As Oitavas de Páscoa, semana seguinte ao Domingo da Ressurreição, foram chamadas, durante muito tempo, de Pascoela. Assim ela é tratada na carta de Pero Vaz de Caminha ao Rei D. Manuel I, o Venturoso, narrando a descoberta do Brasil.

Diz Pero Vaz de Caminha: “Ao domingo de Pascoela pela manhã, … mandou naquele ilhéu armar um esperável, e dentro dele um altar mui bem corregido. E ali com todos nós outros fez dizer missa…”

Entre nós quase se esqueceu a denominação Pascoela, que ainda persiste em Portugal. Mas meu amigo Padre Wagner Portugal fala, em seu “Apostolado da Oração”, da semana da Pascoela.

Essa semana é uma semana muito importante na Liturgia. Das 16 antigas festas de “oitavas” — a semana seguinte a uma festa —, a Igreja reteve duas: a do Natal e a da Páscoa.

A Pascoela era chamada semana branca, ebdomada alba. É a continuação da grande festa da Ressurreição do Senhor.

A primeira leitura, nesses dias, é sempre dos Atos dos Apóstolos: na segunda, os testemunhos da ressurreição (At 2, 14-32); na terça, a exortação de S. Pedro ao batismo (At 2, 36-41); a cura do coxo por S. Pedro (At 3, 1-10); Pedro lembra a morte de Cristo para enfatizar a ressurreição (At 3, 11-26); Pedro e João, presos, anunciam que só em Jesus há salvação (At 4, 1-12); no sábado, mandados calar pelo Sinédrio, os dois apóstolos dizem que “não podemos nos calar sobre o que vimos e ouvimos” (At 4, 13-21). No domingo da Pascoela os Atos proclamam a eucaristia: “partiam o pão, tomando alimento com alegria e simplicidade de coração” (At 2, 42-47).

Nesse domingo branco o Evangelho segundo S. João conta a presença de Jesus entre os discípulos.

Ao entrar, Jesus diz e repete: “A paz esteja convosco.” Essa saudação simples, Shalom alechem, em hebraico, o mesmo Salaam Aleikum em árabe, assume um novo significado quando o Senhor sopra sobre eles e complementa: “Recebam o Espírito Santo.” Ele traz, portanto, a Si mesmo, e é a paz.

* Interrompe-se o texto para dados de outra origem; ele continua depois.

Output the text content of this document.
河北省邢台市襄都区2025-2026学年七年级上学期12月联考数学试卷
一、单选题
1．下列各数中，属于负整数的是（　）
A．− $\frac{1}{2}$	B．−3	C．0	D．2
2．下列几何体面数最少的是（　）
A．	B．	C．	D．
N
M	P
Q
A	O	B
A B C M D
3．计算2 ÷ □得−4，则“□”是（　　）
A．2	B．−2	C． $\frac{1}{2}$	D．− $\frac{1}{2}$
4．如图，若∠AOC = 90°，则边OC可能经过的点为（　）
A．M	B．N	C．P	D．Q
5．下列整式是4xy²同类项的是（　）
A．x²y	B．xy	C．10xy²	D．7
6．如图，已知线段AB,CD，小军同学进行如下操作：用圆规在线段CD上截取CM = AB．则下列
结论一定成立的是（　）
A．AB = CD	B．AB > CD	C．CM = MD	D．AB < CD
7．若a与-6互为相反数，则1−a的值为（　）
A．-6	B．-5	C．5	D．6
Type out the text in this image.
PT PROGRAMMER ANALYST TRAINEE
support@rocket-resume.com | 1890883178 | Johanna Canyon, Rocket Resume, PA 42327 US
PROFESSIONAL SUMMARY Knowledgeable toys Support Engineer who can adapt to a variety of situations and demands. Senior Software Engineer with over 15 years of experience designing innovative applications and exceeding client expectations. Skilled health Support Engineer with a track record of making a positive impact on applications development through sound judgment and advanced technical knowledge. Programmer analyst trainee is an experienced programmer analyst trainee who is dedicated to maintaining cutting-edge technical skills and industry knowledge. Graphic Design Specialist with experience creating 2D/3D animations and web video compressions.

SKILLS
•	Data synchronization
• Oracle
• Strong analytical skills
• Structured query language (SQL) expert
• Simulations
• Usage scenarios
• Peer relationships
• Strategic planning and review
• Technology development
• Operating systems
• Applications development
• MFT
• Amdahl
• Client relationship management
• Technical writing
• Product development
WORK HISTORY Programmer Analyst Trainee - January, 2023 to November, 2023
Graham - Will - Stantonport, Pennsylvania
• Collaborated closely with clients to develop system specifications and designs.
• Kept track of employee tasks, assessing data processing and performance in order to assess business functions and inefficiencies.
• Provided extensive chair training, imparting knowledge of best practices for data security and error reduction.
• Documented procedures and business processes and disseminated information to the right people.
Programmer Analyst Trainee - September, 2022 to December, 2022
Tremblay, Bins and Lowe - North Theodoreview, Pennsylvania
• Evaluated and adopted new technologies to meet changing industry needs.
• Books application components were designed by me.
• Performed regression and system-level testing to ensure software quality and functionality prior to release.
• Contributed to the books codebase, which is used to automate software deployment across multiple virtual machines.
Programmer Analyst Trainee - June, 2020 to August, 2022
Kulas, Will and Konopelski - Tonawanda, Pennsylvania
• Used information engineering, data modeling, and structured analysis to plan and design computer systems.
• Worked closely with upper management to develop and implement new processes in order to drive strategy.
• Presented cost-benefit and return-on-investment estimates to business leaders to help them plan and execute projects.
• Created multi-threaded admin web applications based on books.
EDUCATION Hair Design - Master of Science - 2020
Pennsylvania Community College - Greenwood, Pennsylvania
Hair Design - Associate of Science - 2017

Por causa deste trecho do Evangelho, em que o apostolo só acredita na ressurreição depois de tocar nas chagas de Jesus, o domingo de Pascoela também é chamado de domingo de São Tomé. É ainda o domingo de Quasimodo, ou o Quasimodogeniti, da antífona “Quasi modo geniti infantes…” (1 Pe 2, 2), cantada nessa data.

Daí o nome dado por Victor Hugo ao personagem de Notre Dame de Paris: “fosse para marcar a data em que o corcunda foi encontrado, fosse para assinalar sua aparência incompleta”.

O Chag HaMatzot, festa dos pães ázimos, é um antecedente da Pascoela. Foi instituído por Moisés (Ex 12, 3-6). E os judeus ainda o festejam durante uma semana, em continuidade com a Pessach, belas festas com seu ritual muito antigo, tão importante para eles quanto significativo para os cristãos.

Assim, quando vou cumprimentar meus amigos, a quem não cumprimentei na Páscoa, digo Feliz Pascoela, sem esquecer que nela foi descoberto ou completou-se o achamento de nosso país.

Assim, com este artigo espero ter completado o meu tema da Páscoa. E a todos desejo que tenham tido uma feliz Pascoela.